Pengamat: Kebutuhan Dana Operasional Transportasi Umum Sangat Besar
Kementerian Perhubungan RI (Kemenhub) merencanakan untuk pembelian bus senilai Rp 1 triliun di tahun 2018.
Editor: Dewi Agustina
Laporan Koresponden Tribunnews.com, Richard Susilo
TRIBUNNEWS.COM, JAKART - Kementerian Perhubungan RI (Kemenhub) merencanakan untuk pembelian bus senilai Rp 1 triliun di tahun 2018. Ternyata biaya untuk mengoperasionalkan transportasi umum di Indonesia cukup besar.
"Belajar dari pola pemberian sejumlah armada bus ke daerah di tahun-tahun sebelumnya, ternyata tidak memberikan dampak yang berarti. Banyak kota yang sudah diberikan bus, namun justru sekarang belum dioperasikan karena kesulitan anggaran operasional. Bahkan, ada yang mangkrak akibat salah tata kelola operasional, seperti Gorontalo dan Manado. Halte dan bus sudah jadi bangkai hidup," ungkap Djoko Setijowarno (53), pengamat transportasi dan Akademisi Jurusan Teknik Sipil Unika Soegijapranata, Semarang kepada Tribunnews.com, Minggu (6/8/2017).
Kemampuan finansial APBD kabupaten dan kota minim tidak lebih dari Rp 8 triliun. Rata-rata di bawah Rp 5 triliun. Bandingkan dengan Pemprov DKI Jakarta yang lebih dari Rp 70 triliun.
"Bantuan bus awal tahun ini saja hingga sekarang di banyak kota akan mangkrak juga. Contoh, Kota Solo dapat bantuan 45 bus, tidak mampu operasikan juga sampai sekarang karena tidak ada dana operasi. Demikian pula di beberapa kota lainnya," kata Djoko.

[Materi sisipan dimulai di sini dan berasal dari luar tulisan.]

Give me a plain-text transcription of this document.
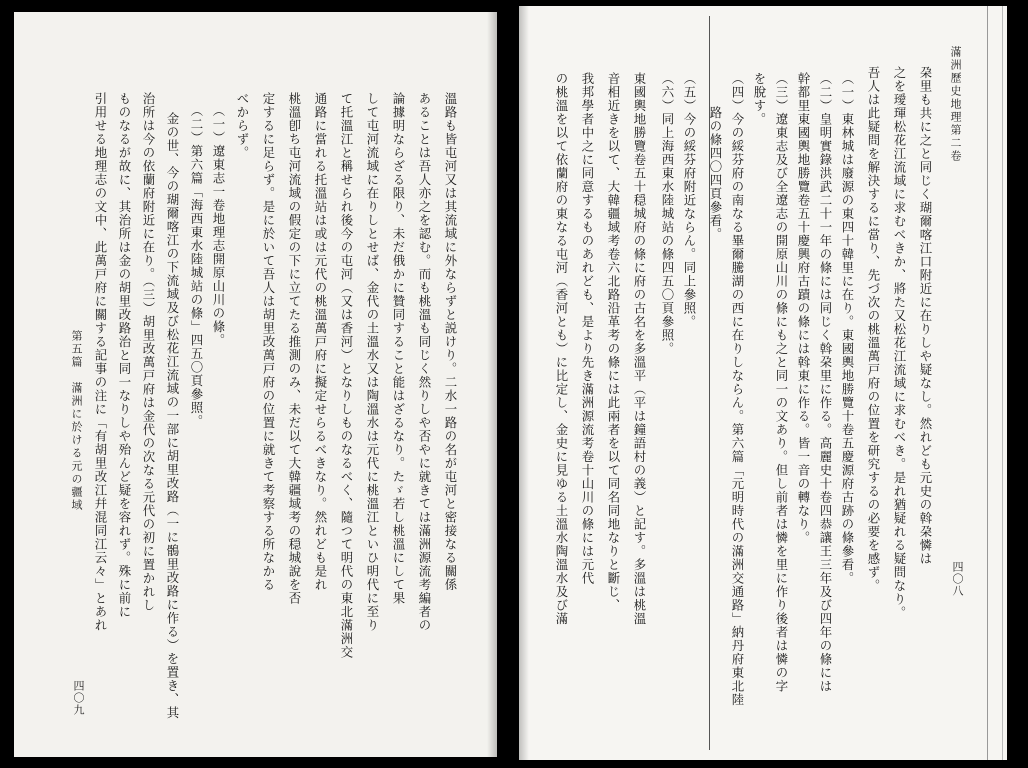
第五篇　滿洲に於ける元の疆域
四〇九
溫路も皆屯河又は其流域に外ならずと説けり。二水一路の名が屯河と密接なる關係
あることは吾人亦之を認む。而も桃溫も同じく然りしや否やに就きては滿洲源流考編者の
論據明ならざる限り、未だ俄かに贊同すること能はざるなり。たゞ若し桃溫にして果
して屯河流域に在りしとせば、金代の土溫水又は陶溫水は元代に桃溫江といひ明代に至り
て托溫江と稱せられ後今の屯河（又は香河）となりしものなるべく、隨つて明代の東北滿洲交
通路に當れる托溫站は或は元代の桃溫萬戸府に擬定せらるべきなり。然れども是れ
桃溫卽ち屯河流域の假定の下に立てたる推測のみ、未だ以て大韓疆域考の穏城說を否
定するに足らず。是に於いて吾人は胡里改萬戸府の位置に就きて考察する所なかる
べからず。
（一）遼東志一卷地理志開原山川の條。
（二）第六篇「海西東水陸城站の條」四五〇頁參照。
金の世、今の瑚爾喀江の下流域及び松花江流域の一部に胡里改路（一に鶻里改路に作る）を置き、其
治所は今の依蘭府附近に在り。（三）胡里改萬戸府は金代の次なる元代の初に置かれし
ものなるが故に、其治所は金の胡里改路治と同一なりしや殆んど疑を容れず。殊に前に
引用せる地理志の文中、此萬戸府に關する記事の注に「有胡里改江幷混同江云々」とあれ	滿洲歷史地理第二卷
四〇八
朶里も共に之と同じく瑚爾喀江口附近に在りしや疑なし。然れども元史の斡朶憐は
之を璦琿松花江流域に求むべきか、將た又松花江流域に求むべき。是れ猶疑れる疑問なり。
吾人は此疑問を解決するに當り、先づ次の桃溫萬戸府の位置を研究するの必要を感ず。
（一）東林城は廢源の東四十韓里に在り。東國輿地勝覽十卷五慶源府古跡の條參看。
（二）皇明實錄洪武二十一年の條には同じく斡朶里に作る。高麗史十卷四恭讓王三年及び四年の條には
幹都里東國輿地勝覽卷五十慶興府古蹟の條には斡東に作る。皆一音の轉なり。
（三）遼東志及び全遼志の開原山川の條にも之と同一の文あり。但し前者は憐を里に作り後者は憐の字
を脫す。
（四）今の綏芬府の南なる畢爾騰湖の西に在りしならん。第六篇「元明時代の滿洲交通路」納丹府東北陸
路の條四〇四頁參看。
（五）今の綏芬府附近ならん。同上參照。
（六）同上海西東水陸城站の條四五〇頁參照。
東國輿地勝覽卷五十穏城府の條に府の古名を多溫平（平は鐘語村の義）と記す。多溫は桃溫
音相近きを以て、大韓疆域考卷六北路沿革考の條には此兩者を以て同名同地なりと斷じ、
我邦學者中之に同意するものあれども、是より先き滿洲源流考卷十山川の條には元代
の桃溫を以て依蘭府の東なる屯河（香河とも）に比定し、金史に見ゆる土溫水陶溫水及び滿
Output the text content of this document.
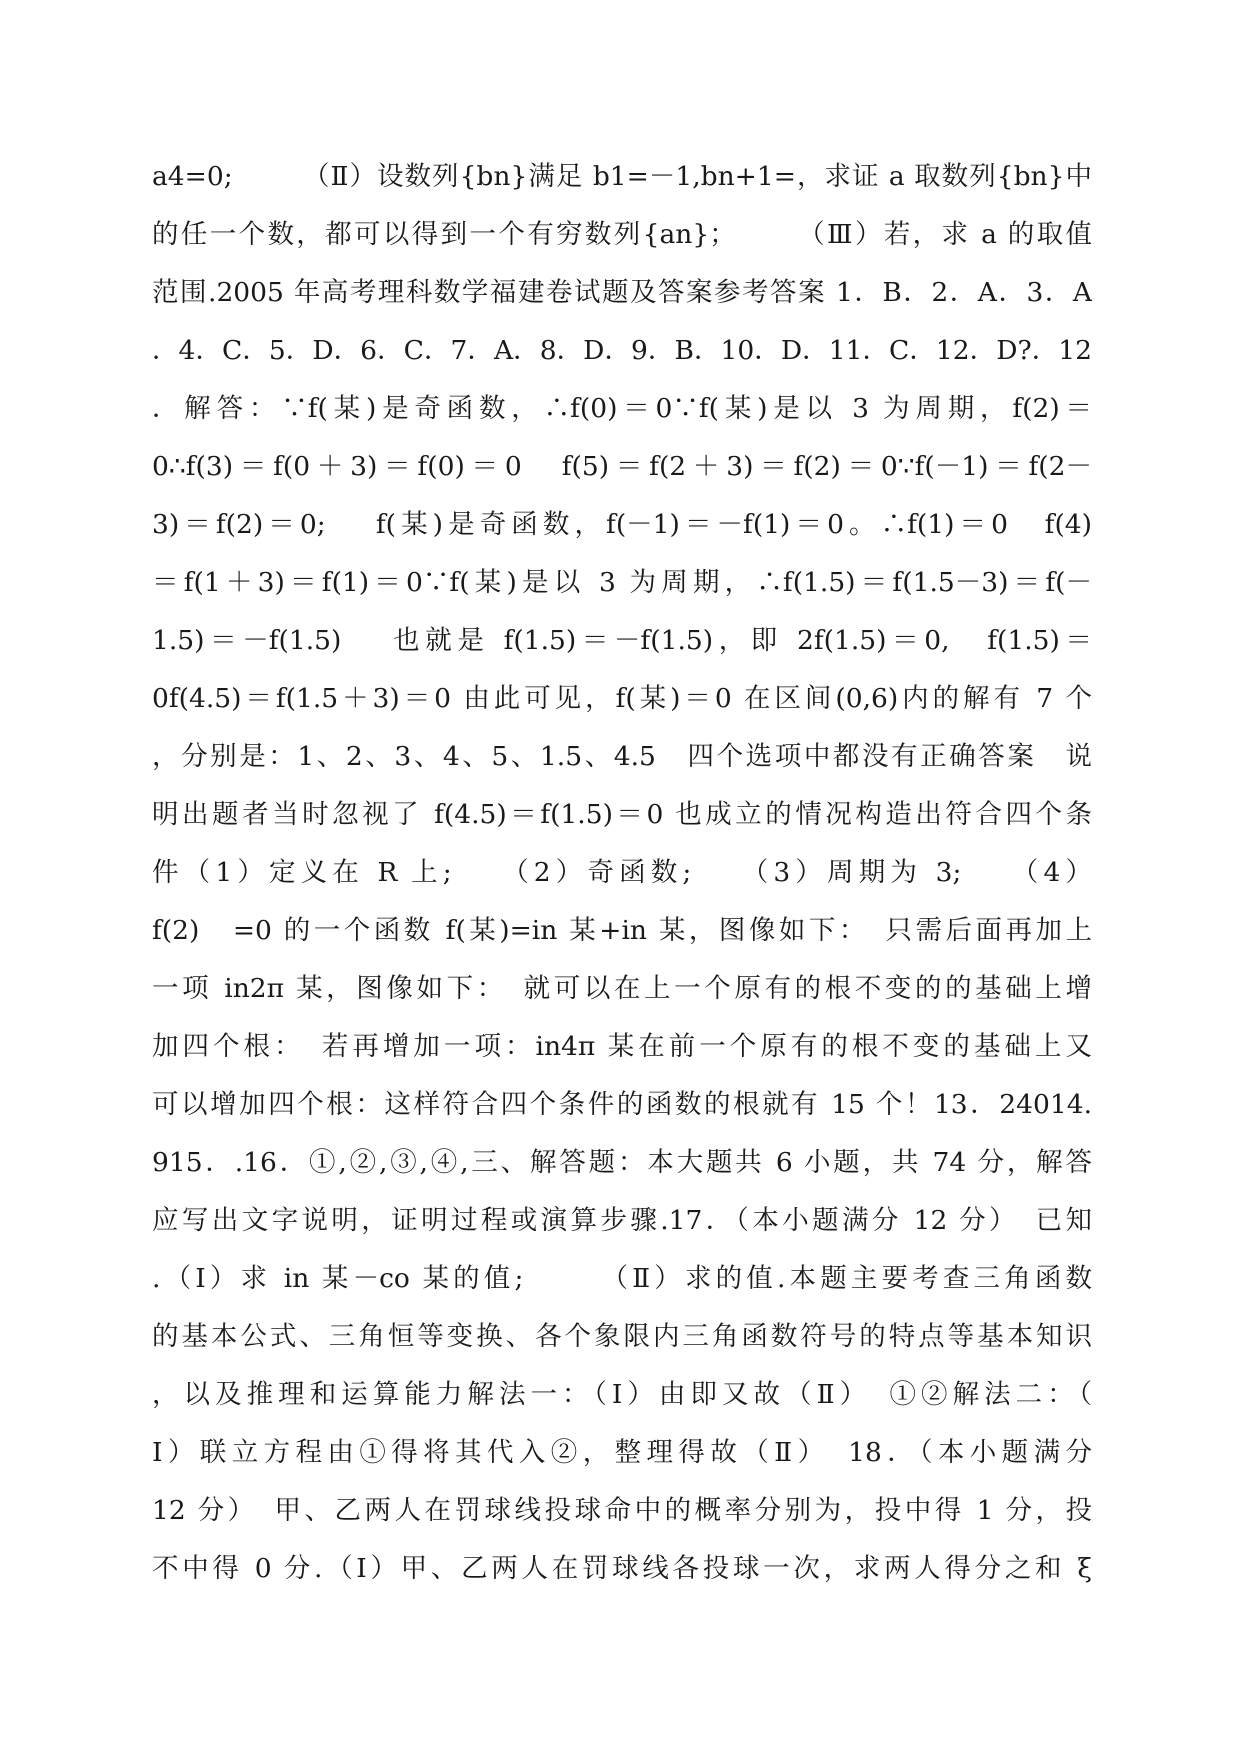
a4=0;　　　（Ⅱ）设数列{bn}满足 b1=－1,bn+1=，求证 a 取数列{bn}中
的任一个数，都可以得到一个有穷数列{an}；　　　（Ⅲ）若，求 a 的取值
范围.2005 年高考理科数学福建卷试题及答案参考答案 1．B．2．A．3．A
．4．C．5．D．6．C．7．A．8．D．9．B．10．D．11．C．12．D?．12
．解答：∵f(某)是奇函数，∴f(0)＝0∵f(某)是以 3 为周期，f(2)＝
0∴f(3)＝f(0＋3)＝f(0)＝0　f(5)＝f(2＋3)＝f(2)＝0∵f(－1)＝f(2－
3)＝f(2)＝0;　 f(某)是奇函数，f(－1)＝－f(1)＝0。∴f(1)＝0　f(4)
＝f(1＋3)＝f(1)＝0∵f(某)是以 3 为周期，∴f(1.5)＝f(1.5－3)＝f(－
1.5)＝－f(1.5)　 也就是 f(1.5)＝－f(1.5)，即 2f(1.5)＝0,　f(1.5)＝
0f(4.5)＝f(1.5＋3)＝0 由此可见，f(某)＝0 在区间(0,6)内的解有 7 个
，分别是：1、2、3、4、5、1.5、4.5　四个选项中都没有正确答案　说
明出题者当时忽视了 f(4.5)＝f(1.5)＝0 也成立的情况构造出符合四个条
件（1）定义在 R 上;　 （2）奇函数;　 （3）周期为 3;　 （4）
f(2)　=0 的一个函数 f(某)=in 某+in 某，图像如下：　只需后面再加上
一项 in2π 某，图像如下：　就可以在上一个原有的根不变的的基础上增
加四个根：　若再增加一项：in4π 某在前一个原有的根不变的基础上又
可以增加四个根：这样符合四个条件的函数的根就有 15 个！13．24014.
915．.16．①,②,③,④,三、解答题：本大题共 6 小题，共 74 分，解答
应写出文字说明，证明过程或演算步骤.17．（本小题满分 12 分）　已知
.（I）求 in 某－co 某的值;　　 （Ⅱ）求的值.本题主要考查三角函数
的基本公式、三角恒等变换、各个象限内三角函数符号的特点等基本知识
，以及推理和运算能力解法一：（Ⅰ）由即又故（Ⅱ）　①②解法二：（
Ⅰ）联立方程由①得将其代入②，整理得故（Ⅱ）　18．（本小题满分
12 分）　甲、乙两人在罚球线投球命中的概率分别为，投中得 1 分，投
不中得 0 分.（Ⅰ）甲、乙两人在罚球线各投球一次，求两人得分之和 ξ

Dalam Renstra (rencana strategi) Perhubungan 2015-2019, ada 34 kota yang harus punya transportasi umum berbasis jalan raya. Sekarang baru satu kota, yakni Mataram (NTB).
Baca: Terungkap Alasan SA Melahirkan Sendiri hingga Menyimpan Bayinya di dalam Freezer
Selain anggaran, juga kurang SDM mumpuni yang mengelola dan tidak ada kelembagaan yang mampu mengawasi.
"Belajar dari Trans Jawa Tengah koridor Bawen-Semarang sebaiknya tidak perlu ada lagi program pembagian bus ke daerah. Cukup dengan memberikan dana operasional. Dengan rencana anggaran Rp 1 triliun, dapat dioperasikan untuk 100 koridor BRT (Bus Rapid Transit)," kata Djoko.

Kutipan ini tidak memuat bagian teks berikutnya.